# Solving Differential Equations

1. May 16, 2009

### gruffins

What is the technique to solve differential equations using matrices?

I think it would help if an example were solved:

2(d^2y/dx^2)-5(dy/dx)+2y = 0

I don't even know how to start

2. May 17, 2009

### tiny-tim

Welcome to PF!

Hi gruffins! Welcome to PF!

(try using the X2 tag just above the Reply box )

Matrices I dunno

but if you mean using operators,

you write it (2D2 - 5D + 2)y = 0,

and then you factor that into (D - a)(D - b)y = 0,

so the solutions are linear combinations of the solutions to Dy = ay or Dy = by

3. May 17, 2009

### pbandjay

It's kind of a neat technique I think. Since this is a pretty simple ODE I will use the operator form for solving it as well.

You have 2y'' - 5y' + 2y = 0. We seek forms of ex in the solutions.

Using operator form we can rewrite this as: (2D2 - 5D +2)y = 0
with auxiliary polynomial 2r2 - 5r +2 = 0
containing roots r = 1/2 and 2
and linearly independent solutions e2x and ex/2.
Therefore by the superposition principle we can say: y(x) = c1e2x + c2ex/2 where c1 and c2 are our constants.

Now if we want to rewrite this as a vector formulation, in our original ODE we can let z1 = y and z2 = y'
so our ODE becomes 2z2' - 5z2 + 2z1 = 0.

Now we can write a system:

z1' = z2
z2' = -z1 + (5/2)z2

And letting a vector z = (z1, z2) and a matrix A = [0, 1; -1, 5/2]
we have the vector differential equation: z' = Az. (Note: in A, the 0 and 1 are the first row and -1 and 5/2 are the second row.

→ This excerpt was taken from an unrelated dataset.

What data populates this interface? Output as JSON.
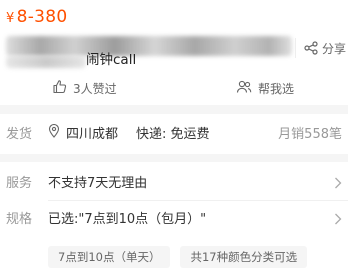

I am new to this forum and haven't had time to see if the forum has tex or anything.)

We must now examine A and find its eigenvalues, which happen to be: 1/2 and 2. (When you find the characteristic polynomial of A to find the eigenvalues, notice how similar it is to the auxiliary equation in solving the ODE in operator form.)

Using the eigenvalue of r1 = 2, we have an eigenvector v1 = (1, 2) and since we require solutions in the form of ex our first solution is er1xv1 = e2x(1, 2).

With eigenvalue r2 = 1/2, an eigenvector is v2 = (1, 1/2) and our second linearly independent solution is ex/2(1, 1/2).

And our solution to our vector DE is z(x) = c1e2x(1, 2) + c2ex/2(1, 1/2).

And since z = (z1, z2) and z1 = y, we only need the first component of this vector solution. The second component is a solution to y' since z2 = y'.

Therefore y(x) = z1 = c1e2x + c2ex/2.

The solution to the vector differential equation can vary depending on how you pick your eigenvectors.
Also, extra steps need to be taken if the separate solutions are not linearly independent (i.e. same eigenvectors, etc..), which goes into cycles of generalized eigenvectors.

Last edited: May 17, 2009
4. May 17, 2009

### tiny-tim

Welcome to PF!

Hi pbandjay! Welcome to PF!

Just two comments …

i] for LaTeX, type [noparse]$$before and$$ after[/noparse] (or use the ∑ tag just above the Reply box)

ii] "axillary" means "relating to the armpits"!

5. May 17, 2009

### pbandjay

Re: Welcome to PF!

Oops heh.. thanks for noticing that. I think I just accidentally spelled auxiliary wrong and automatically clicked axillary in the spell check.